Newswise — As the nation commemorates the 50th anniversary of the Selma to Montgomery march for voting rights — during which the peaceful marchers were beaten by Alabama state troopers after crossing the Edmund Pettus Bridge — a group of Ithaca College journalism students will be providing coverage for NBC News.

A series of events over the coming week will highlight the march and its place in the Civil Rights movement, with what became known as “Bloody Sunday” shocking the conscience of the nation and helping lead to passage of the Voting Rights Act of 1965. President Obama will speak at the bridge on Saturday, March 7.

James Rada, associate professor of journalism in Ithaca College’s Roy H. Park School of Communications, will lead a team of six student journalists to Alabama. They will interview some of the original marchers and put together stories on such activities as a mentoring program for young men in Selma and a community art project.

The Park School has partnered with NBC News to provide coverage that will be used for “NBC Nightly News” and at NBCnews.com. On Sunday, March 8, the students will stream live coverage of the march reenactment through NBC’s Stringwire online platform. The live stream can be viewed at www.youtube.com/watch?v=SEL8OIDUL5w.

The students taking part in the trip are seniors Candace King and Sara McCloskey, and sophomores Hannah Basciano, Tiarra Braddock, Kelli Kyle and Ciara Lucas. They will be documenting the entire weekend via Twitter at #icparkselma50.

Rada says the students will get invaluable experience applying their classroom learning in a real-world setting, where they will get to face all the pressures and problems that journalists face every day.

“So much of what we know about our past, and even much of what we experience in the present, comes through textbooks or the two-dimensional media provided by television, computers and smartphones,” said Rada. “These students are going to immerse themselves into the commemoration of an actual historical event on the site of that event, with people who participated in that event. And through that, they will broaden their horizons in a way that we just can’t achieve in the classroom.”

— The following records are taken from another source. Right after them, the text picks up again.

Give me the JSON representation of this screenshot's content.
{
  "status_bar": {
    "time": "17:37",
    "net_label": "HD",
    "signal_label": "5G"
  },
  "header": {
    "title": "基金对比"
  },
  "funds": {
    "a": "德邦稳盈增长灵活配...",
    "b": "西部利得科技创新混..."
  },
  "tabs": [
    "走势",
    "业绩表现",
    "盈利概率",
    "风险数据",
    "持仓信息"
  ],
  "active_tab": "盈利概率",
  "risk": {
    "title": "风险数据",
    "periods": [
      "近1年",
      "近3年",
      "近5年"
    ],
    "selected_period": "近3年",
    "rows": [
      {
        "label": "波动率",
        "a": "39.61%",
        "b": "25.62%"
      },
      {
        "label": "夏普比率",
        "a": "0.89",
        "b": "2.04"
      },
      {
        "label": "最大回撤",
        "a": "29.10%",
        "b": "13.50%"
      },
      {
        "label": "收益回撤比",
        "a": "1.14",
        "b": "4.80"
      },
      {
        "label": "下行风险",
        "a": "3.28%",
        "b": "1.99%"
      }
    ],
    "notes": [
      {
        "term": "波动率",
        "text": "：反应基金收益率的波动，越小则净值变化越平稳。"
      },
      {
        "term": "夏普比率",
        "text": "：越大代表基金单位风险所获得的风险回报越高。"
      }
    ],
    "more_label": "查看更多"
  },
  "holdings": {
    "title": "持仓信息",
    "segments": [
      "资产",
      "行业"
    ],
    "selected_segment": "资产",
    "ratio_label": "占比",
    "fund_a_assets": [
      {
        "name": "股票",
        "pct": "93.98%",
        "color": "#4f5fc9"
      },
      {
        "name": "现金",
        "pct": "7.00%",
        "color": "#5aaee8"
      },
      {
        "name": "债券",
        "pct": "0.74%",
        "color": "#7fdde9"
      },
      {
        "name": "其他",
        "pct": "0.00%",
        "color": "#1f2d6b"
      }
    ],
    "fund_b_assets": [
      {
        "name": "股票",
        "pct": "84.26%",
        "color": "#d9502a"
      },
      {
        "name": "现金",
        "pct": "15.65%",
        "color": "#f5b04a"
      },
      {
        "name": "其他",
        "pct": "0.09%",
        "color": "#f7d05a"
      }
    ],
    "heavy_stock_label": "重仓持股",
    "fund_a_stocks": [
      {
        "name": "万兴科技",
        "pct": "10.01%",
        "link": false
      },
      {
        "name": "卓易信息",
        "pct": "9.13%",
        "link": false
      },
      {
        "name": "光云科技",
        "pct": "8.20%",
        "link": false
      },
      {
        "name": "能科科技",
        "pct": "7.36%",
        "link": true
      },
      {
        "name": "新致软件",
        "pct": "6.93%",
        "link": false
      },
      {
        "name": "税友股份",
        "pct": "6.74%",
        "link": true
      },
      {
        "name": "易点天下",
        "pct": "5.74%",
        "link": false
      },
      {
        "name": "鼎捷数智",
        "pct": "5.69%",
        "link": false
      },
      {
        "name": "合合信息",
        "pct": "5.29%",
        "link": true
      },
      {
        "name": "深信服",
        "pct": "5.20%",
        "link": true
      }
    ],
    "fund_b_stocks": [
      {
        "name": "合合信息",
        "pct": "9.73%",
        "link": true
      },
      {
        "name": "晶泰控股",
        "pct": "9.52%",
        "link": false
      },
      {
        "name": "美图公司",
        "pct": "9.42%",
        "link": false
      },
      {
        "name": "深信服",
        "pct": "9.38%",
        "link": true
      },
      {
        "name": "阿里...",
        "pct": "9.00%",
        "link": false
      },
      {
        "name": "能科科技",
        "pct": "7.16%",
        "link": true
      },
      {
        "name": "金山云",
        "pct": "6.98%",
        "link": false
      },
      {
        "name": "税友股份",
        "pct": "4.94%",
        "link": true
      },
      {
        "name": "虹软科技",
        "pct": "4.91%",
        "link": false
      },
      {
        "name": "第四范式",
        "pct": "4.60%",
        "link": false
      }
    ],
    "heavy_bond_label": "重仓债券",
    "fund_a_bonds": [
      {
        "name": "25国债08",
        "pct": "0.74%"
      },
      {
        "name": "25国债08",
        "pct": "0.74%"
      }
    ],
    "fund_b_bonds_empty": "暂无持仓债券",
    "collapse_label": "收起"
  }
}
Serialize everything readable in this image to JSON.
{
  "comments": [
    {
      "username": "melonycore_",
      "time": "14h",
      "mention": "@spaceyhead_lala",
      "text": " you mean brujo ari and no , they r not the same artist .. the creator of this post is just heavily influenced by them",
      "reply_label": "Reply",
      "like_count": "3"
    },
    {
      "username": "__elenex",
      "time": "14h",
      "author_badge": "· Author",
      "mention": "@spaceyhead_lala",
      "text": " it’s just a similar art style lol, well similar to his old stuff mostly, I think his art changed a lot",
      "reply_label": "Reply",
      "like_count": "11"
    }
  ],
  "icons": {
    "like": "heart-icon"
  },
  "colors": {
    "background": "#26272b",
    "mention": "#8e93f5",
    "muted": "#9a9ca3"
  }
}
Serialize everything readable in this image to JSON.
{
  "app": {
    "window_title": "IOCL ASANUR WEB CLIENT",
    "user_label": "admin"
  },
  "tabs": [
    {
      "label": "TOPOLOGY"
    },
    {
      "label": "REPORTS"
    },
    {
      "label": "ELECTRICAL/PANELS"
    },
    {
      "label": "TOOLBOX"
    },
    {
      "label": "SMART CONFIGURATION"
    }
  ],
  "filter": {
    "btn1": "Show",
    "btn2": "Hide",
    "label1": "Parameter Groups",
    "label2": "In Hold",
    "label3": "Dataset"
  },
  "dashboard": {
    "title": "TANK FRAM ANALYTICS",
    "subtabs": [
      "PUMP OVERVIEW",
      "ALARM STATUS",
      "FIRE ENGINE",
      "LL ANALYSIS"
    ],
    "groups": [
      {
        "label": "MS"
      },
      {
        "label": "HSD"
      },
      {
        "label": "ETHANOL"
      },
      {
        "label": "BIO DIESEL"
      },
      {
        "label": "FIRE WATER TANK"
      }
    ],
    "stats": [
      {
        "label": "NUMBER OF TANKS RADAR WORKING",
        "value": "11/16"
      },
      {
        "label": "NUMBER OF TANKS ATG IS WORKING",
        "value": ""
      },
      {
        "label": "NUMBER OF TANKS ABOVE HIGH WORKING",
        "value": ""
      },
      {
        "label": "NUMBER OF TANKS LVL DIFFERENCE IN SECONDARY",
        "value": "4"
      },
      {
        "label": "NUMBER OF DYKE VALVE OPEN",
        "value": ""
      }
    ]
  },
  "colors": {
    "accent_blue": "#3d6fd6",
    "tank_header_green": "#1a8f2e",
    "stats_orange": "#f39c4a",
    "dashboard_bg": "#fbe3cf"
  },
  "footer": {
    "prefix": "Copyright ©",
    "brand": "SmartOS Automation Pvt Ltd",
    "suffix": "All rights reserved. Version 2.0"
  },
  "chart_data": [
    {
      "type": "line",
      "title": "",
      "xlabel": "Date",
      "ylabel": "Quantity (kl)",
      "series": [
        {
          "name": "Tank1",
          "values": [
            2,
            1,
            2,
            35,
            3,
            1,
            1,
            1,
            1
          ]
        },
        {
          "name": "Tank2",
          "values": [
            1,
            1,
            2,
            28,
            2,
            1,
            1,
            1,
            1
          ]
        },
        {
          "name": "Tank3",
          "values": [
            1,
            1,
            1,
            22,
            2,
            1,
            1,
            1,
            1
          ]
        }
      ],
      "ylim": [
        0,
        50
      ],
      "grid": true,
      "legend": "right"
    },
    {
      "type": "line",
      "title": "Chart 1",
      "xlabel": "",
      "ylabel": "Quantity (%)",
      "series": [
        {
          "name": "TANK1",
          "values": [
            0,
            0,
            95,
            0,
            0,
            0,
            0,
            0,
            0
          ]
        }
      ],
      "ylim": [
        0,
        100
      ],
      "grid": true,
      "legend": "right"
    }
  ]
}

He also notes that the documentation provided by these students will become a critical part of the historical record.

“Our students will take part in recording this weekend’s commemoration for all time to come, and when the 100th anniversary is here, their coverage will serve as the voice of record for those original participants who they interviewed in 2015. And they will be the ones to tell people what it was like in 2015 and why this event, and its commemoration, took place.”

The students have also been invited to take part in an online discussion on Tuesday, March 10, hosted by PBS’s EducationShift website, which focuses on innovations in journalism education. The session is scheduled for 1 p.m. EDT at www.pbs.org/mediashift/education.

This is not the first time that Rada has taken journalism students on the road to cover a significant occasion in Civil Rights history. In 2013, he traveled to the nation’s capital with a dozen Park School students for the 50th anniversary of the March on Washington, providing coverage that was used on the weekend edition of NBC Nightly News and PBS.

Rada’s documentary “Meet Me at Equality: The People’s March on Washington,” for which he interviewed participants in the event at which Martin Luther King Jr. made his “I Have a Dream” speech, aired on several PBS member stations.